In a promising move toward strategic accommodation, China has established an International Cooperation Agency to accompany the country’s ambitious Belt and Road Initiative. The new body will allow aid to “play its important role in great power diplomacy.” The US and Europe now need to do more to develop their own long-term strategic objectives and to seek new ways to achieve cooperation internationally.

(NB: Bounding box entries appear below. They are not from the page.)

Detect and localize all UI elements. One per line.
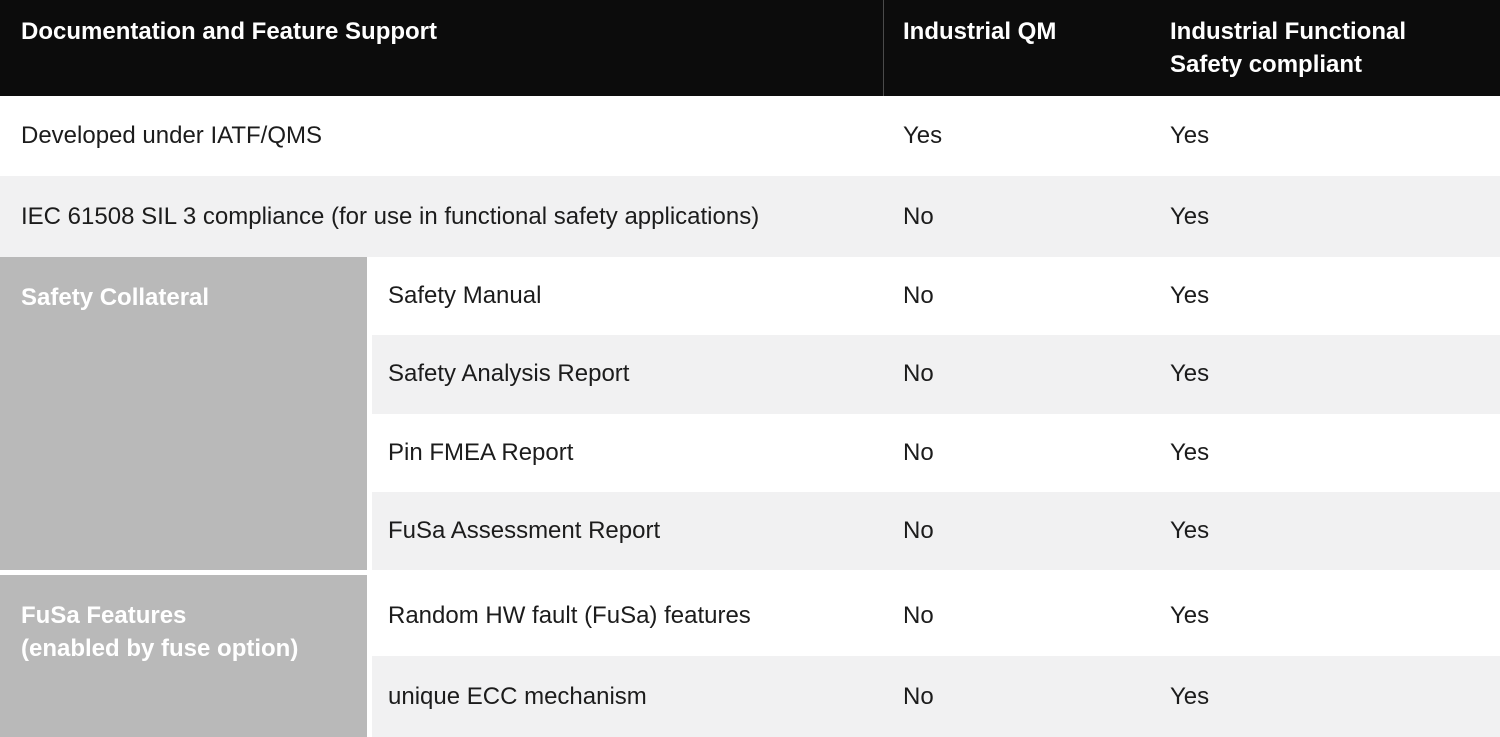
industrial-qm-value: No [903, 282, 934, 310]
group-header: Safety Collateral [0, 257, 367, 570]
feature-label: Developed under IATF/QMS [21, 122, 323, 149]
industrial-qm-value: No [903, 516, 934, 544]
table-row: IEC 61508 SIL 3 compliance (for use in f… [0, 176, 1500, 257]
table-row: unique ECC mechanism No Yes [372, 656, 1500, 737]
functional-safety-value: Yes [1170, 516, 1210, 544]
group-gutter [367, 257, 372, 570]
feature-label: unique ECC mechanism [388, 682, 647, 710]
feature-label: FuSa Assessment Report [388, 516, 661, 544]
table-row: FuSa Assessment Report No Yes [372, 491, 1500, 570]
industrial-qm-value: No [903, 202, 934, 230]
functional-safety-value: Yes [1170, 282, 1210, 310]
section-divider [0, 570, 1500, 575]
feature-label: Safety Manual [388, 282, 542, 310]
group-safety-collateral: Safety Collateral Safety Manual No Yes S… [0, 257, 1500, 570]
table-row: Safety Manual No Yes [372, 257, 1500, 336]
group-rows: Safety Manual No Yes Safety Analysis Rep… [372, 257, 1500, 570]
group-header: FuSa Features (enabled by fuse option) [0, 575, 367, 737]
table-header-row: Documentation and Feature Support Indust… [0, 0, 1500, 96]
feature-label: Safety Analysis Report [388, 360, 630, 388]
functional-safety-value: Yes [1170, 438, 1210, 466]
feature-label: Random HW fault (FuSa) features [388, 601, 751, 629]
industrial-qm-value: No [903, 360, 934, 388]
functional-safety-value: Yes [1170, 202, 1210, 230]
header-industrial-functional-safety-column: Industrial Functional Safety compliant [1170, 18, 1407, 78]
feature-label: Pin FMEA Report [388, 438, 574, 466]
functional-safety-value: Yes [1170, 122, 1210, 149]
table-row: Safety Analysis Report No Yes [372, 335, 1500, 414]
header-industrial-qm-column: Industrial QM [883, 0, 1150, 96]
table-row: Random HW fault (FuSa) features No Yes [372, 575, 1500, 656]
table-row: Developed under IATF/QMS Yes Yes [0, 96, 1500, 176]
industrial-qm-value: No [903, 682, 934, 710]
group-gutter [367, 575, 372, 737]
group-fusa-features: FuSa Features (enabled by fuse option) R… [0, 575, 1500, 737]
industrial-qm-value: No [903, 438, 934, 466]
header-feature-column: Documentation and Feature Support [21, 18, 438, 45]
industrial-qm-value: No [903, 601, 934, 629]
functional-safety-value: Yes [1170, 360, 1210, 388]
table-row: Pin FMEA Report No Yes [372, 413, 1500, 492]
functional-safety-value: Yes [1170, 601, 1210, 629]
group-rows: Random HW fault (FuSa) features No Yes u… [372, 575, 1500, 737]
feature-label: IEC 61508 SIL 3 compliance (for use in f… [21, 202, 760, 230]
industrial-qm-value: Yes [903, 122, 943, 149]
functional-safety-value: Yes [1170, 682, 1210, 710]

Systems of mutual accommodation that facilitate the realization of shared interests are possible. If established international organizations are no longer sufficiently trusted to carry out this function, the US and Europe may well need new domestic arrangements. For example, former US Secretary of State Henry Kissinger has proposed a permanent office within the White House for managing relations with China. As values-based global governance continues to deteriorate, the need for such mechanisms of continuous interaction could not be more urgent.
Woods is Founding Dean of the Blavatnik School of Government at the University of Oxford.